Although your script only displays to the current user, your page may be vulnerable to a Cross Site Scripting attack. The way to handle it in this case (as you are allowing scripts) is to use a similar mechanism to a Cross Site Request Forgery prevention (although CSRF and XSS are completely different).
e.g. if your page https://www.example.com/preview
displays all content (HTML and script) POSTed to it (for thie example assume the POSt parameter is called content
), an attacker may include the following code on their page and then entice the victim to visit it whilst logged into your website.
On www.evil.com
:-
<form method="post" action="https://www.example.com/preview">
<input type="hidden" name="content" value="<script>alert('foo');</script>" />
</form>
and this form could be submitted automatically via JavaScript (document.forms[0].submit()
).
This will cause the script in content
to be executed in the context of your site, possibly passing cookie values of the user's session to www.evil.com
rather than my benign example of an alert box.

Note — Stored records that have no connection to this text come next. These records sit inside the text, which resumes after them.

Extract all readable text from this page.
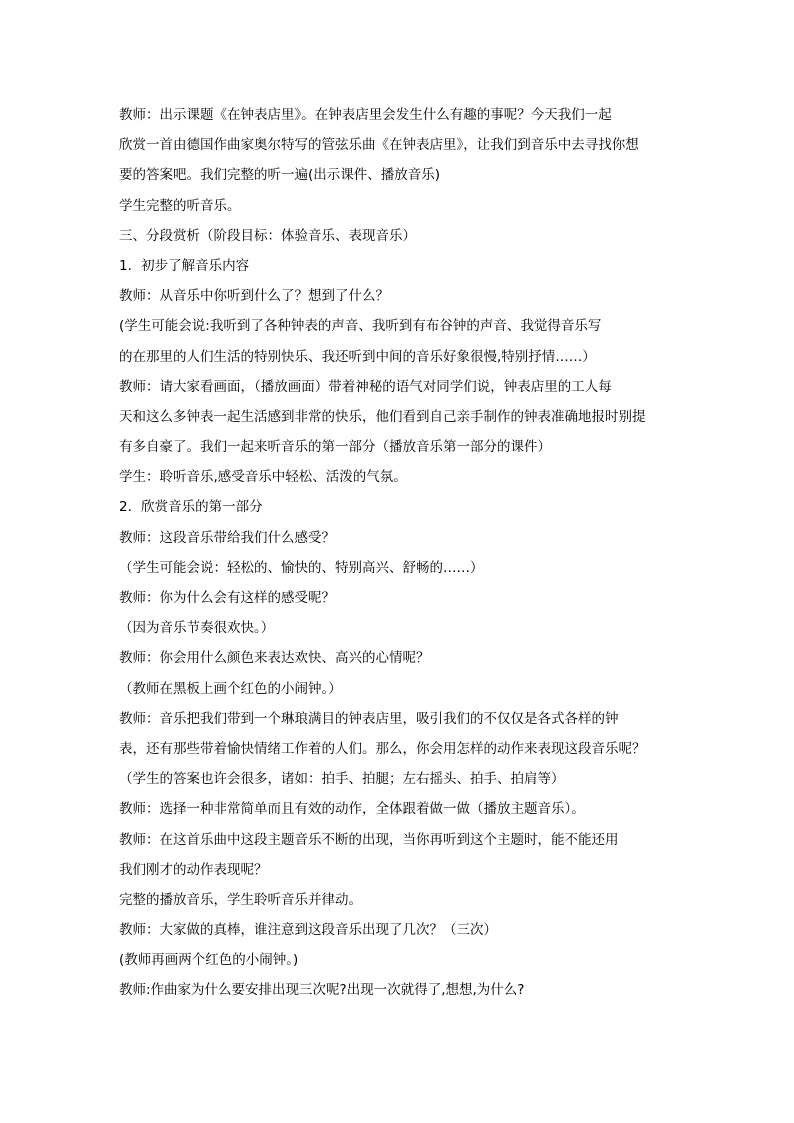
教师：出示课题《在钟表店里》。在钟表店里会发生什么有趣的事呢？今天我们一起
欣赏一首由德国作曲家奥尔特写的管弦乐曲《在钟表店里》，让我们到音乐中去寻找你想
要的答案吧。我们完整的听一遍(出示课件、播放音乐)
学生完整的听音乐。
三、分段赏析（阶段目标：体验音乐、表现音乐）
1．初步了解音乐内容
教师：从音乐中你听到什么了？想到了什么？
(学生可能会说:我听到了各种钟表的声音、我听到有布谷钟的声音、我觉得音乐写
的在那里的人们生活的特别快乐、我还听到中间的音乐好象很慢,特别抒情……）
教师：请大家看画面，（播放画面）带着神秘的语气对同学们说，钟表店里的工人每
天和这么多钟表一起生活感到非常的快乐，他们看到自己亲手制作的钟表准确地报时别提
有多自豪了。我们一起来听音乐的第一部分（播放音乐第一部分的课件）
学生：聆听音乐,感受音乐中轻松、活泼的气氛。
2．欣赏音乐的第一部分
教师：这段音乐带给我们什么感受？
（学生可能会说：轻松的、愉快的、特别高兴、舒畅的……）
教师：你为什么会有这样的感受呢？
（因为音乐节奏很欢快。）
教师：你会用什么颜色来表达欢快、高兴的心情呢？
（教师在黑板上画个红色的小闹钟。）
教师：音乐把我们带到一个琳琅满目的钟表店里，吸引我们的不仅仅是各式各样的钟
表，还有那些带着愉快情绪工作着的人们。那么，你会用怎样的动作来表现这段音乐呢？
（学生的答案也许会很多，诸如：拍手、拍腿；左右摇头、拍手、拍肩等）
教师：选择一种非常简单而且有效的动作，全体跟着做一做（播放主题音乐）。
教师：在这首乐曲中这段主题音乐不断的出现，当你再听到这个主题时，能不能还用
我们刚才的动作表现呢？
完整的播放音乐，学生聆听音乐并律动。
教师：大家做的真棒，谁注意到这段音乐出现了几次？（三次）
(教师再画两个红色的小闹钟。)
教师:作曲家为什么要安排出现三次呢?出现一次就得了,想想,为什么?
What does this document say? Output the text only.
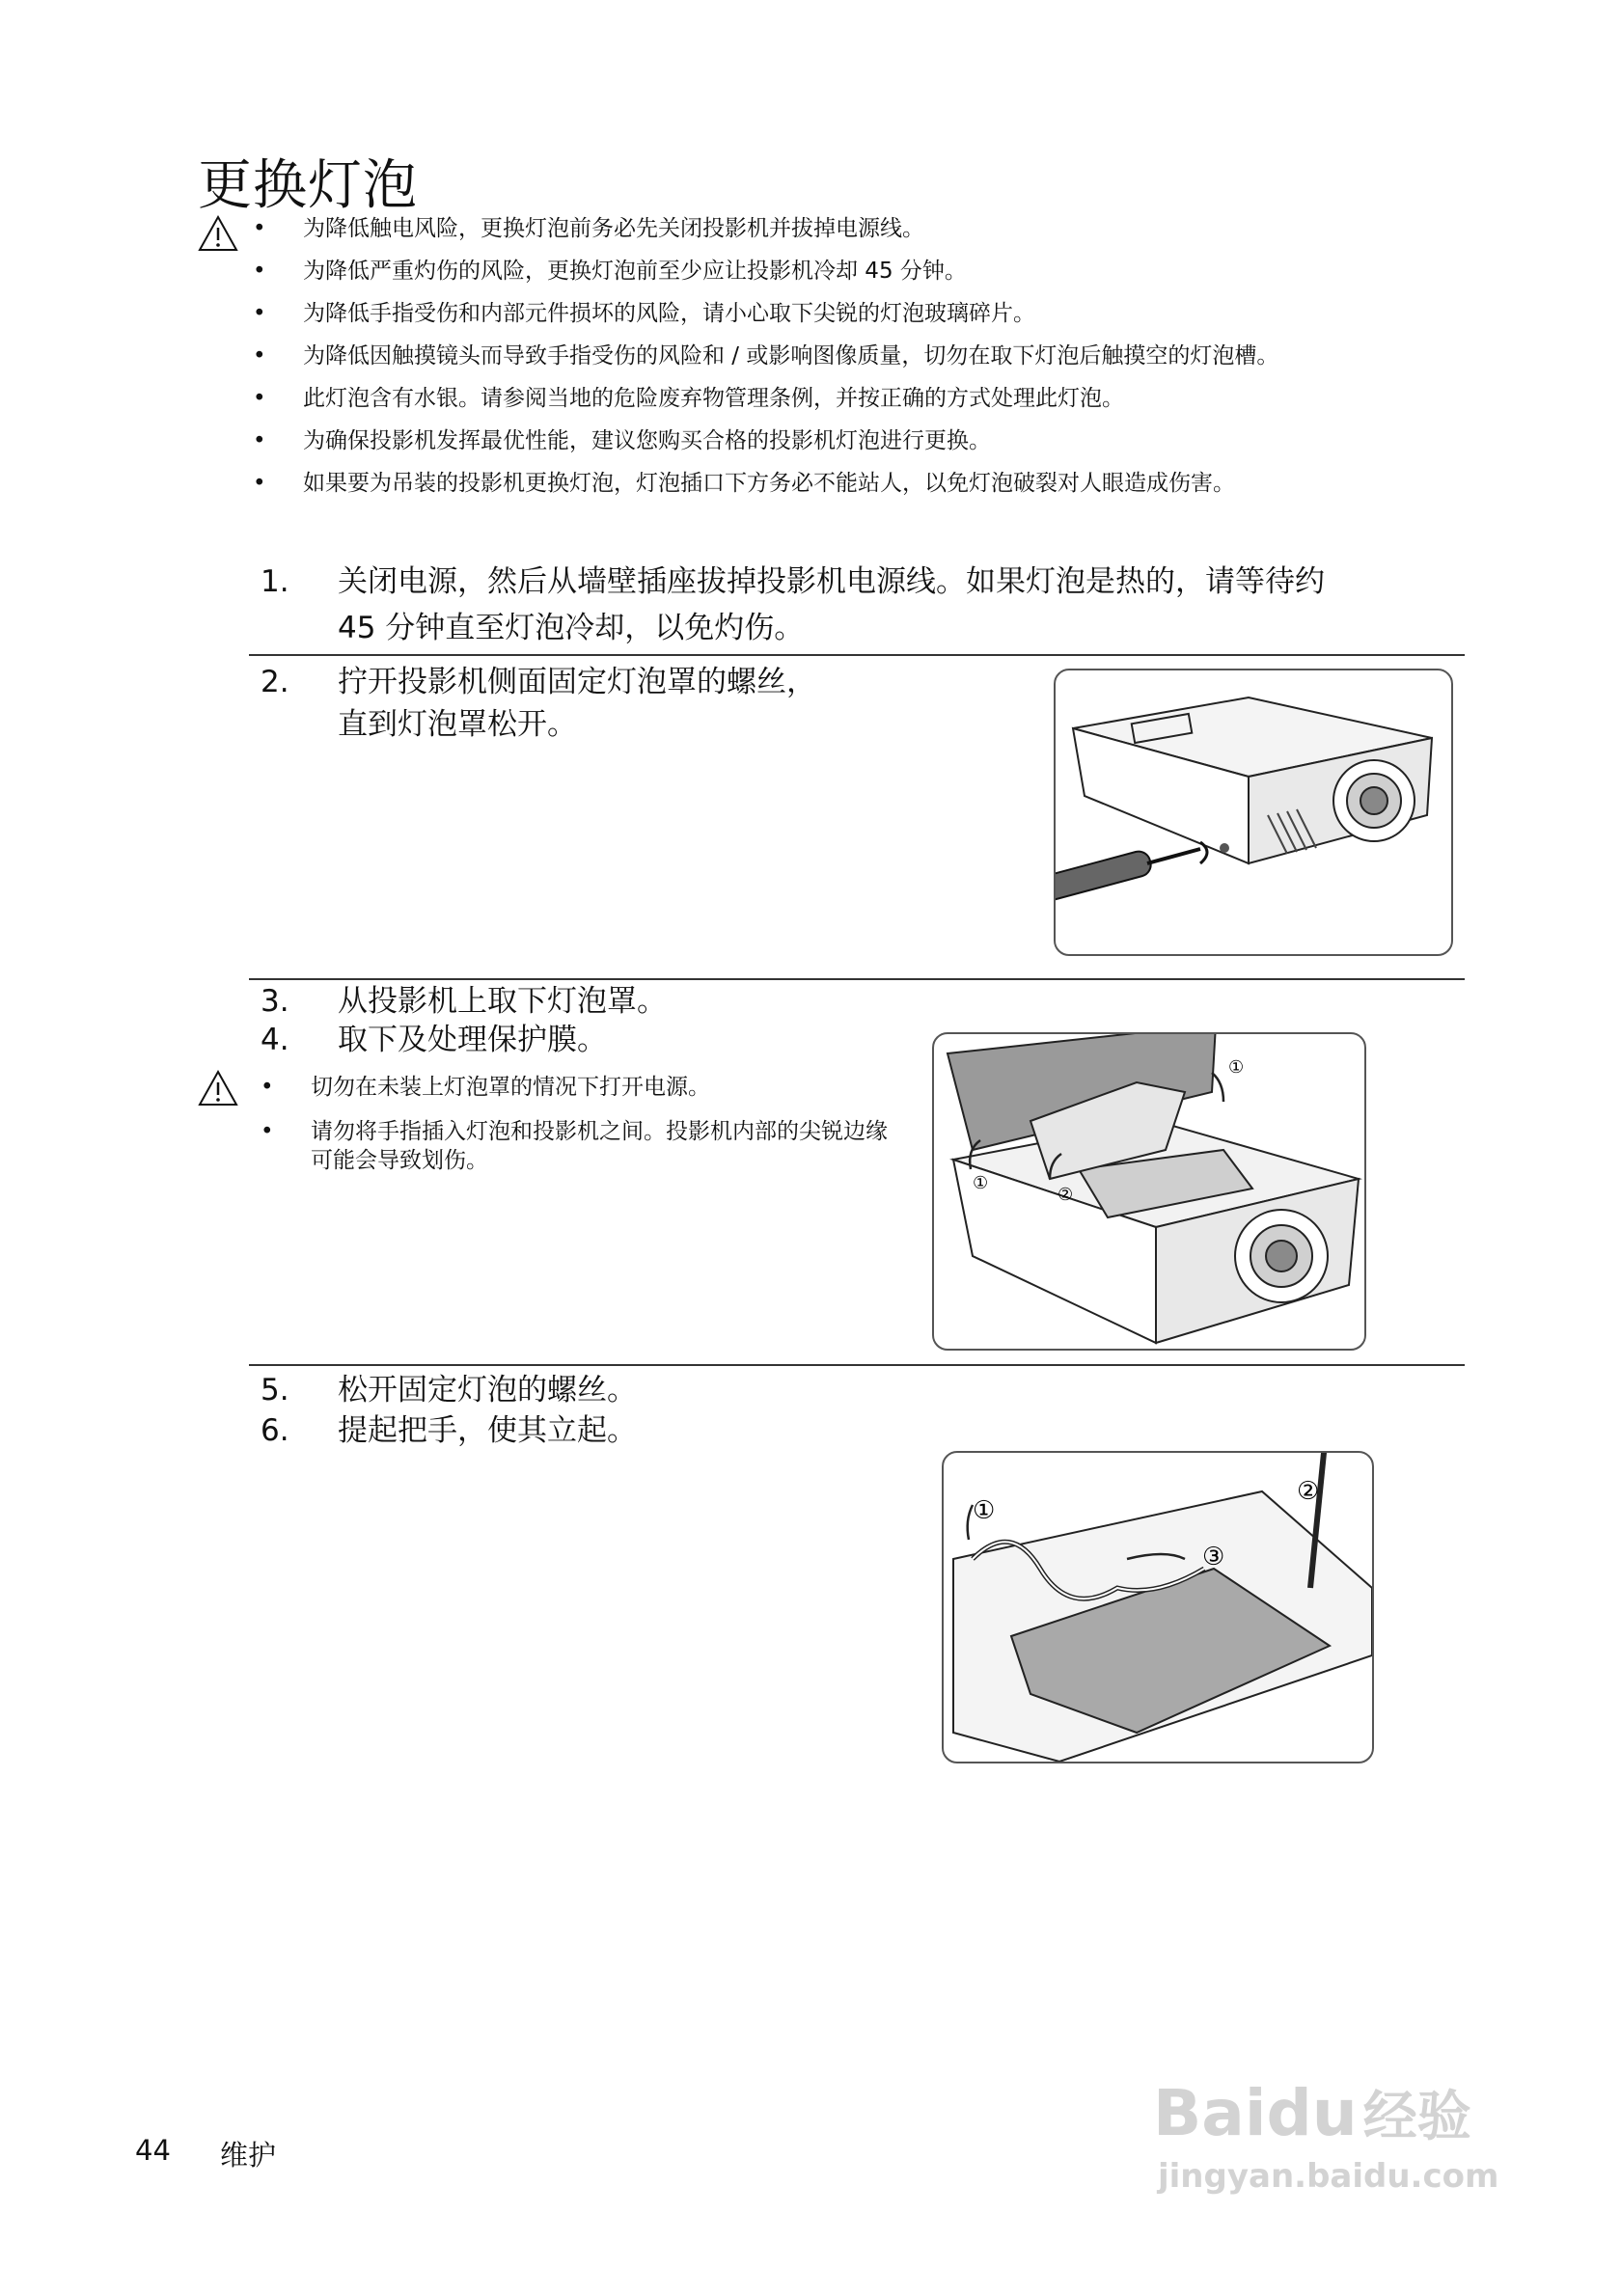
更换灯泡
• 为降低触电风险，更换灯泡前务必先关闭投影机并拔掉电源线。
• 为降低严重灼伤的风险，更换灯泡前至少应让投影机冷却 45 分钟。
• 为降低手指受伤和内部元件损坏的风险，请小心取下尖锐的灯泡玻璃碎片。
• 为降低因触摸镜头而导致手指受伤的风险和 / 或影响图像质量，切勿在取下灯泡后触摸空的灯泡槽。
• 此灯泡含有水银。请参阅当地的危险废弃物管理条例，并按正确的方式处理此灯泡。
• 为确保投影机发挥最优性能，建议您购买合格的投影机灯泡进行更换。
• 如果要为吊装的投影机更换灯泡，灯泡插口下方务必不能站人，以免灯泡破裂对人眼造成伤害。
1.	关闭电源，然后从墙壁插座拔掉投影机电源线。如果灯泡是热的，请等待约
45 分钟直至灯泡冷却，以免灼伤。
2.	拧开投影机侧面固定灯泡罩的螺丝，
直到灯泡罩松开。
3.	从投影机上取下灯泡罩。
4.	取下及处理保护膜。
• 切勿在未装上灯泡罩的情况下打开电源。
• 请勿将手指插入灯泡和投影机之间。投影机内部的尖锐边缘可能会导致划伤。
①
①
②
5.	松开固定灯泡的螺丝。
6.	提起把手，使其立起。
①
②
③
44 维护
Baidu 经验
jingyan.baidu.com
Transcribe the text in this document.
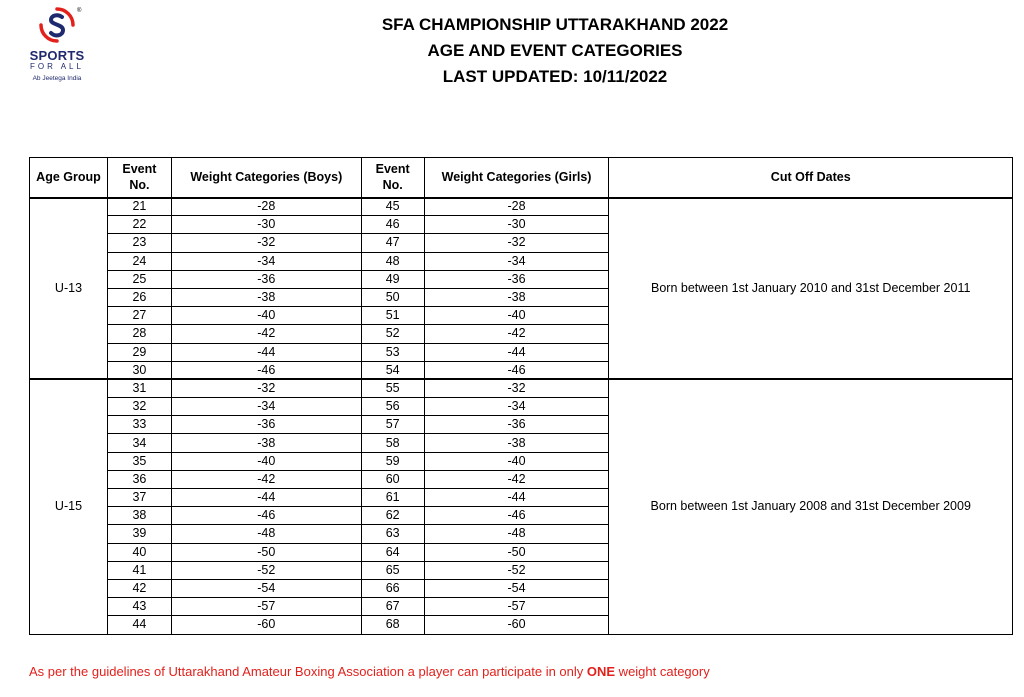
®
SPORTS
FOR ALL
Ab Jeetega India
SFA CHAMPIONSHIP UTTARAKHAND 2022
AGE AND EVENT CATEGORIES
LAST UPDATED: 10/11/2022
Age Group	Event No.	Weight Categories (Boys)	Event No.	Weight Categories (Girls)	Cut Off Dates
U-13	21	-28	45	-28	Born between 1st January 2010 and 31st December 2011
	22	-30	46	-30	
	23	-32	47	-32	
	24	-34	48	-34	
	25	-36	49	-36	
	26	-38	50	-38	
	27	-40	51	-40	
	28	-42	52	-42	
	29	-44	53	-44	
	30	-46	54	-46	
U-15	31	-32	55	-32	Born between 1st January 2008 and 31st December 2009
	32	-34	56	-34	
	33	-36	57	-36	
	34	-38	58	-38	
	35	-40	59	-40	
	36	-42	60	-42	
	37	-44	61	-44	
	38	-46	62	-46	
	39	-48	63	-48	
	40	-50	64	-50	
	41	-52	65	-52	
	42	-54	66	-54	
	43	-57	67	-57	
	44	-60	68	-60	
As per the guidelines of Uttarakhand Amateur Boxing Association a player can participate in only ONE weight category
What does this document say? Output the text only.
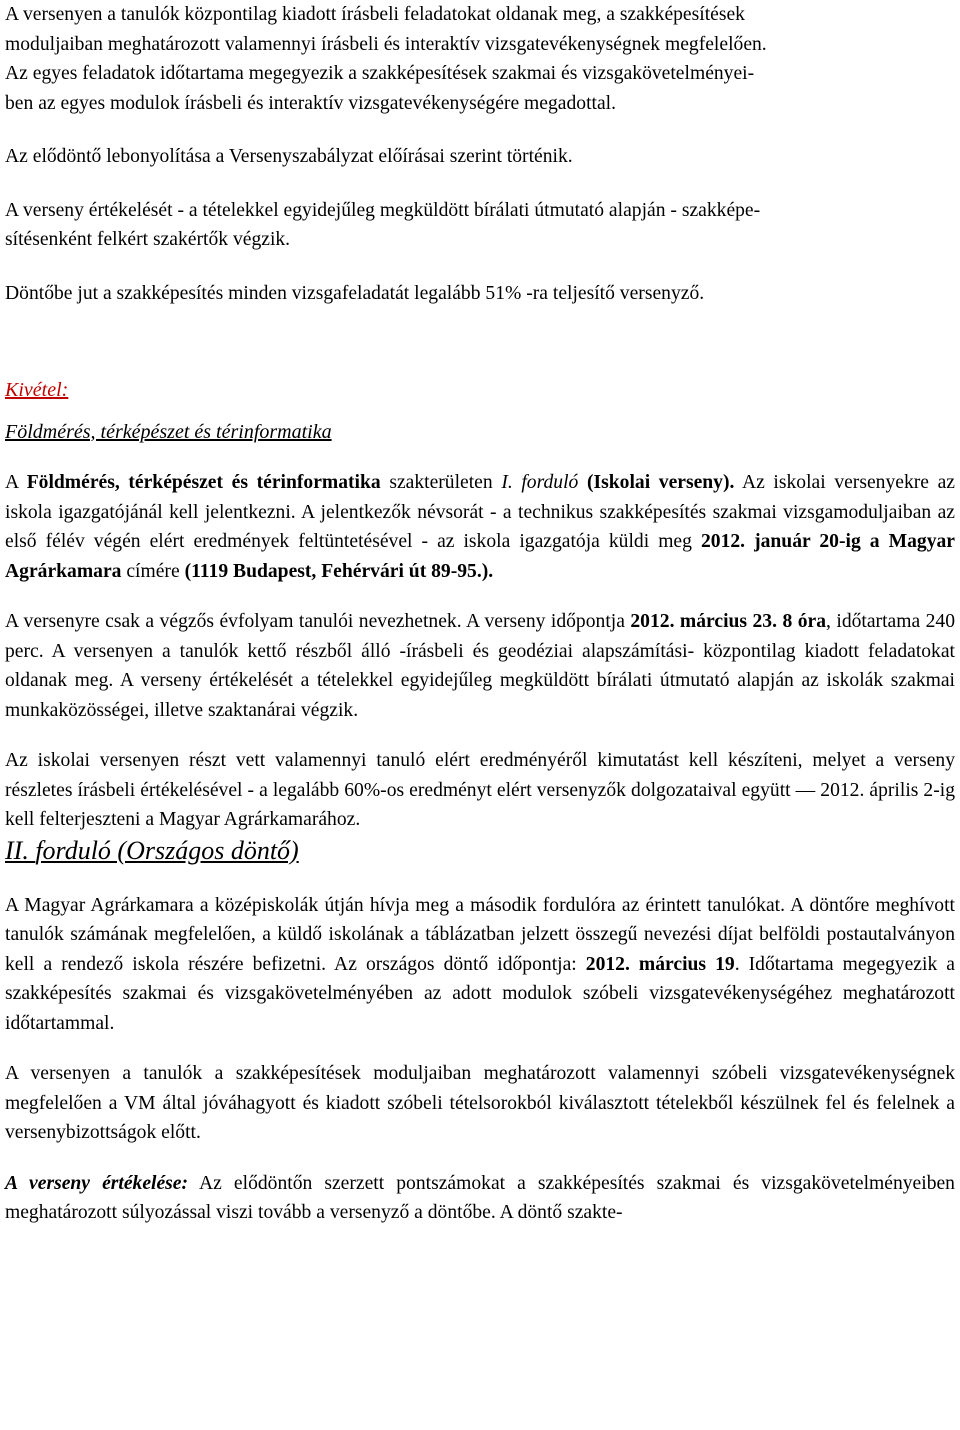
A versenyen a tanulók központilag kiadott írásbeli feladatokat oldanak meg, a szakképesítések
moduljaiban meghatározott valamennyi írásbeli és interaktív vizsgatevékenységnek megfelelően.
Az egyes feladatok időtartama megegyezik a szakképesítések szakmai és vizsgakövetelményei-
ben az egyes modulok írásbeli és interaktív vizsgatevékenységére megadottal.

Az elődöntő lebonyolítása a Versenyszabályzat előírásai szerint történik.

A verseny értékelését - a tételekkel egyidejűleg megküldött bírálati útmutató alapján - szakképe-
sítésenként felkért szakértők végzik.

Döntőbe jut a szakképesítés minden vizsgafeladatát legalább 51% -ra teljesítő versenyző.

Kivétel:

Földmérés, térképészet és térinformatika

A Földmérés, térképészet és térinformatika szakterületen I. forduló (Iskolai verseny). Az iskolai versenyekre az iskola igazgatójánál kell jelentkezni. A jelentkezők névsorát - a technikus szakképesítés szakmai vizsgamoduljaiban az első félév végén elért eredmények feltüntetésével - az iskola igazgatója küldi meg 2012. január 20-ig a Magyar Agrárkamara címére (1119 Budapest, Fehérvári út 89-95.).

A versenyre csak a végzős évfolyam tanulói nevezhetnek. A verseny időpontja 2012. március 23. 8 óra, időtartama 240 perc. A versenyen a tanulók kettő részből álló -írásbeli és geodéziai alapszámítási- központilag kiadott feladatokat oldanak meg. A verseny értékelését a tételekkel egyidejűleg megküldött bírálati útmutató alapján az iskolák szakmai munkaközösségei, illetve szaktanárai végzik.

Az iskolai versenyen részt vett valamennyi tanuló elért eredményéről kimutatást kell készíteni, melyet a verseny részletes írásbeli értékelésével - a legalább 60%-os eredményt elért versenyzők dolgozataival együtt — 2012. április 2-ig kell felterjeszteni a Magyar Agrárkamarához.

II. forduló (Országos döntő)

A Magyar Agrárkamara a középiskolák útján hívja meg a második fordulóra az érintett tanulókat. A döntőre meghívott tanulók számának megfelelően, a küldő iskolának a táblázatban jelzett összegű nevezési díjat belföldi postautalványon kell a rendező iskola részére befizetni. Az országos döntő időpontja: 2012. március 19. Időtartama megegyezik a szakképesítés szakmai és vizsgakövetelményében az adott modulok szóbeli vizsgatevékenységéhez meghatározott időtartammal.

A versenyen a tanulók a szakképesítések moduljaiban meghatározott valamennyi szóbeli vizsgatevékenységnek megfelelően a VM által jóváhagyott és kiadott szóbeli tételsorokból kiválasztott tételekből készülnek fel és felelnek a versenybizottságok előtt.

A verseny értékelése: Az elődöntőn szerzett pontszámokat a szakképesítés szakmai és vizsgakövetelményeiben meghatározott súlyozással viszi tovább a versenyző a döntőbe. A döntő szakte-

However, as your are POSTing the content
value to your own site using AJAX, you can prevent this attack by checking that the X-Requested-With
request header is set to XMLHttpRequest
. This header cannot be POSTed cross domain (without your server agreeing to this using CORS).
Also, if your page is for a preview - what is the preview for if your preview cannot be saved? If this is related to your full save functionality, then it is possible to allow a user to save scripts safely by running the entered content within a sandbox.